Humans and their Technology, Technology and its Humans

The more you think about the relationship between humans and technology, the more interesting the exploration becomes. There is an interdependence on many levels. Take technology away and life as we know it comes to a complete stop. The same holds true for human contact; despite our individualism, we cannot miss it or replace it – no matter how social the media.

We often forget that technology is requested, researched, adopted, operated and paid for by people, and people need trust to use technology. Humans suffer greatly from fears that are in direct relation with the loss of control. Giving oneself over to technology requires trust in people and companies/brands.

Technology, like food, is the new barrier between the well-to-do and the less-off. The power of being able to process an overload of information can literally save your life. Higher educated people with access to technology have a better chance of being cured from cancer than people with a lower education, because they can inform themselves and take charge of their medical trajectory.

Because it is humans who research and create technology, it often brings very clever copies of how we humans function, like sensors and wireless communication. Some say the copies are not nearly as good as the human originals. Technology certainly lacks the subconscious and intuition that we humans come equipped with. The ‘gut feeling’ protocol has not been copied in our A/D converters sofar – mostly because we don’t know how the original works. In M2M communication you won’t hear “I have a hunch”, even if the system is self-learning. And hopefully, technology will never be too spontaneous.

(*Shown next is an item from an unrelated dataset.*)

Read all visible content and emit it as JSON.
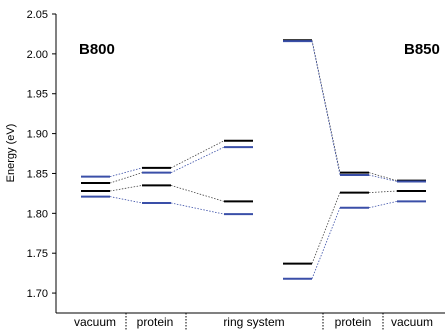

Technology has advantages over humans, too! Once technology gets the answer right, it can reproduce the result. We humans are less robust in our performance. We are flawed in our mixed signal processing, because of good news, prejudice or envy. Our reference frame is hardly a solid algorithm. Our memory is selective to say the least and our data storage is nothing short of a personal Hollywood movie, with “me” in the leading role. A main advantage is: technology does not have an “off-day” because the kids are fighting over the iPad at breakfast.